On the next day fortune changed. Reinforcements reached Saladin; and Richard, sick again, and unsupported by the knights at Acre and Tyre, once more sued for peace. In his fever he cried out for fruit and a cooling drink; Saladin sent him pears and peaches and snow, and his own physician. On September 2, 1192, the two heroes signed a peace for three years, and partitioned Palestine: Richard was to keep all the coastal cities he had conquered, from Acre to Jaffa; Moslems and Christians were to pass freely into and from each other’s territory, and pilgrims would be protected in Jerusalem; but that city was to remain in Moslem hands. (Perhaps the Italian merchants, interested chiefly in controlling the ports, had persuaded Richard to yield the Holy City in return for the coastal area.) The peace was celebrated with feasts and tournaments; “God alone,” says Richard’s chronicler, “knoweth the measureless delight of both peoples”;38 for a moment men ceased to hate.
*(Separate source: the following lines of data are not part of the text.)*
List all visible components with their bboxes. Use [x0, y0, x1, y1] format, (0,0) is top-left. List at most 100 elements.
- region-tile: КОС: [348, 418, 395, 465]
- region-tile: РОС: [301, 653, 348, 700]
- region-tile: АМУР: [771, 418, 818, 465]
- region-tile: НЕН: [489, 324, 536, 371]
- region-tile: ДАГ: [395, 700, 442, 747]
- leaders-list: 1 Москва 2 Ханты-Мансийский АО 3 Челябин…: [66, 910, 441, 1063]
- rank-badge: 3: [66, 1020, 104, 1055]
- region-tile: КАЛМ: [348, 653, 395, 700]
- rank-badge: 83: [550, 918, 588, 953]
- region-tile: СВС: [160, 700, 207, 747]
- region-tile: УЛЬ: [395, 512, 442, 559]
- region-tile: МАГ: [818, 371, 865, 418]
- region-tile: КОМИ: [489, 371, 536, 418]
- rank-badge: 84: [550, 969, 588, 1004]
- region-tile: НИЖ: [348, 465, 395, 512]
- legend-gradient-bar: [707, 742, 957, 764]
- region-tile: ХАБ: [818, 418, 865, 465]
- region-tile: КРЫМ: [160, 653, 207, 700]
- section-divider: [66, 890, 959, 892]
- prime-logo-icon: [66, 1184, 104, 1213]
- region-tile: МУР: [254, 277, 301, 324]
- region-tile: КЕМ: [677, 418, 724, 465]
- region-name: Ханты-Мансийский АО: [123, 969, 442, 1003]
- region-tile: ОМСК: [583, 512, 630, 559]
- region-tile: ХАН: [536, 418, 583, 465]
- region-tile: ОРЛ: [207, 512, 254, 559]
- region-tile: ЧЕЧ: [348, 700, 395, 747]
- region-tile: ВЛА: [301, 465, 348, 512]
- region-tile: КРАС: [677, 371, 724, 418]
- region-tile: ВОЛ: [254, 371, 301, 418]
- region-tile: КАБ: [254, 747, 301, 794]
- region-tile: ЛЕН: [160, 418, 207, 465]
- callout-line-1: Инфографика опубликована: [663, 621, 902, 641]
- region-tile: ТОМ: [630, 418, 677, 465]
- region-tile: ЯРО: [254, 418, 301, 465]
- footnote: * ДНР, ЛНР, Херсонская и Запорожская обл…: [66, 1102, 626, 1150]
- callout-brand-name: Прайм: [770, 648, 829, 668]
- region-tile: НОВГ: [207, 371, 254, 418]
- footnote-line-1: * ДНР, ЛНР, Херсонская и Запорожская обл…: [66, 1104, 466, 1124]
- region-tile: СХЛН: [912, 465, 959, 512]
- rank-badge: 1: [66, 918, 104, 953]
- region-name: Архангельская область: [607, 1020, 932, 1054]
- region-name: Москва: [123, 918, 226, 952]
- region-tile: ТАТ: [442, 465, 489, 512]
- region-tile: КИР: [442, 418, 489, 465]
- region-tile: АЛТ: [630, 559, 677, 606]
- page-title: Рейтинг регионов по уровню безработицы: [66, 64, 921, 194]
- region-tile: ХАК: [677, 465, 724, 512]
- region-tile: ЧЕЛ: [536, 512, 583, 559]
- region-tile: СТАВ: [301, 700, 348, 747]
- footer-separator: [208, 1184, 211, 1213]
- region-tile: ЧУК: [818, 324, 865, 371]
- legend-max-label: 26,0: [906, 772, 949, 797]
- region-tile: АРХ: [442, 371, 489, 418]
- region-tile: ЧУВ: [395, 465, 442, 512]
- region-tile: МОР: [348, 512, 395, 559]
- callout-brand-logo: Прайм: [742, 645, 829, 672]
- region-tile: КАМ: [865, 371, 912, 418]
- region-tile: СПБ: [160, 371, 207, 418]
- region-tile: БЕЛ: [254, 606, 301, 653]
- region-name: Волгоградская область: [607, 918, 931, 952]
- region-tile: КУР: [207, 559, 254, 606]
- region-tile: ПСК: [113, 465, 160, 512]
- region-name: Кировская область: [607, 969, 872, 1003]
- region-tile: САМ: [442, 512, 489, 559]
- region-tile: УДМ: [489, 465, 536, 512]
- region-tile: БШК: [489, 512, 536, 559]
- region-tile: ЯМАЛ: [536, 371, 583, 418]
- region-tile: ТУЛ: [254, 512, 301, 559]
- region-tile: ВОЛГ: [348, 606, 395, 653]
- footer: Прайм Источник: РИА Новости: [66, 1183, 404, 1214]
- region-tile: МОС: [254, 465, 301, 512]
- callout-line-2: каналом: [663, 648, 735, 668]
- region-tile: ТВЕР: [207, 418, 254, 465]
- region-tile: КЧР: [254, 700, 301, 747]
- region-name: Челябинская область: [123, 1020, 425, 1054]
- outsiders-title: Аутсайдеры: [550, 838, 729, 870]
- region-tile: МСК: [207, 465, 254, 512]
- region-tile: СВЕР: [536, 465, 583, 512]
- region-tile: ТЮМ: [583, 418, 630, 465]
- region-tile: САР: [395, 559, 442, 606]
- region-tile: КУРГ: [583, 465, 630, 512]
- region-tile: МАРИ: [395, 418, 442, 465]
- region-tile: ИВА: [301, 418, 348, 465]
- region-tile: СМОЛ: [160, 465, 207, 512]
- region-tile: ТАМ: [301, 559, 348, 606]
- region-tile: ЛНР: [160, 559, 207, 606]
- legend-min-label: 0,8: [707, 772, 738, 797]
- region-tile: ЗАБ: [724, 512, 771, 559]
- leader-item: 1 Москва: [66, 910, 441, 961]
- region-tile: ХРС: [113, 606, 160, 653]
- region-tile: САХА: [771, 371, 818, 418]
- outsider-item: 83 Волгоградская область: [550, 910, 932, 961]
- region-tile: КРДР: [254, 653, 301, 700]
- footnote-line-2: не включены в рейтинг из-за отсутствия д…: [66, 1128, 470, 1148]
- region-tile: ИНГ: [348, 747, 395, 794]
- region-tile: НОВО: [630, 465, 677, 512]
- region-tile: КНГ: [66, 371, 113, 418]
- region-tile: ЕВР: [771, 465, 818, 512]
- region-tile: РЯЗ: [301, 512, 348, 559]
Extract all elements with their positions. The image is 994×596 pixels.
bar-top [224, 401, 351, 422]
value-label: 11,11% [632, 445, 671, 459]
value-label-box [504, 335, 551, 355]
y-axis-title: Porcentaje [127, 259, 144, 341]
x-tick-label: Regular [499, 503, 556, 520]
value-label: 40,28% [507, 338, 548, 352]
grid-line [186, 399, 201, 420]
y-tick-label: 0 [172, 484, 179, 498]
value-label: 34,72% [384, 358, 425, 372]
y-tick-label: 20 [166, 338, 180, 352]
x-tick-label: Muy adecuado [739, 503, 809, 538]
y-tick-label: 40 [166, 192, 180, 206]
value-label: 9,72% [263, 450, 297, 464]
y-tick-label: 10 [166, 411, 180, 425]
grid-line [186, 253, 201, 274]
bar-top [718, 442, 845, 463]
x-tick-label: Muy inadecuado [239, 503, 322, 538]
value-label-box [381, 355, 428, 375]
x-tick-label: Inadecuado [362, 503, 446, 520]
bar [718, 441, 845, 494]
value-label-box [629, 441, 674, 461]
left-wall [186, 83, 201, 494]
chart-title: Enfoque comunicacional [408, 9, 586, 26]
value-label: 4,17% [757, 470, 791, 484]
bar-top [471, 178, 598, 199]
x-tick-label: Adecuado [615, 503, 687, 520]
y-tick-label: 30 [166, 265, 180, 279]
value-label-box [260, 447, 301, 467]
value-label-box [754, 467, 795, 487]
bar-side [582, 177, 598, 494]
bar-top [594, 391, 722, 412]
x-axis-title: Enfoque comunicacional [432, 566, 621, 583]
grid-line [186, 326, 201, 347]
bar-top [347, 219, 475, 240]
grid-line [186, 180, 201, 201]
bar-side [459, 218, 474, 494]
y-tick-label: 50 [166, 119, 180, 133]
Boarding his ship for England, Richard sent a last defiant note to Saladin, promising to return in three years and take Jerusalem. Saladin replied that if he must lose his land he had liefer lose it to Richard than to any other man alive.39

Saladin’s moderation, patience, and justice had defeated Richard’s brilliance, courage, and military art; the relative unity and fidelity of the Moslem leaders had triumphed over the divisions and disloyalties of the feudal chiefs; and a short line of supplies behind the Saracens proved of greater advantage than Christian control of the seas. The Christian virtues and faults were better exemplified in the Moslem sultan than in the Christian king. Saladin was religious to the point of persecution, and allowed himself to be unreasonably bitter against the Templars and Hospitalers. Usually, however, he was gentle to the weak, merciful to the vanquished, and so superior to his enemies in faithfulness to his word that Christian chroniclers wondered how so wrong a theology could produce so fine a man. He treated his servants with gentleness, and himself heard all petitions. He “esteemed money as little as dust,” and left only one dinar in his personal treasury.40 Not long before his death he gave his son ez-Zahir instructions that no Christian philosopher could surpass:

My son, I commend thee to the most high God…. Do His will, for that way lies peace. Abstain from shedding blood … for blood that is spilt never sleeps. Seek to win the hearts of thy people, and watch over their prosperity; for it is to secure their happiness that thou art appointed by God and me. Try to gain the hearts of thy ministers, nobles, and emirs. If I have become great it is because I have won men’s hearts by kindness and gentleness.41

He died in 1193, aged only fifty-five.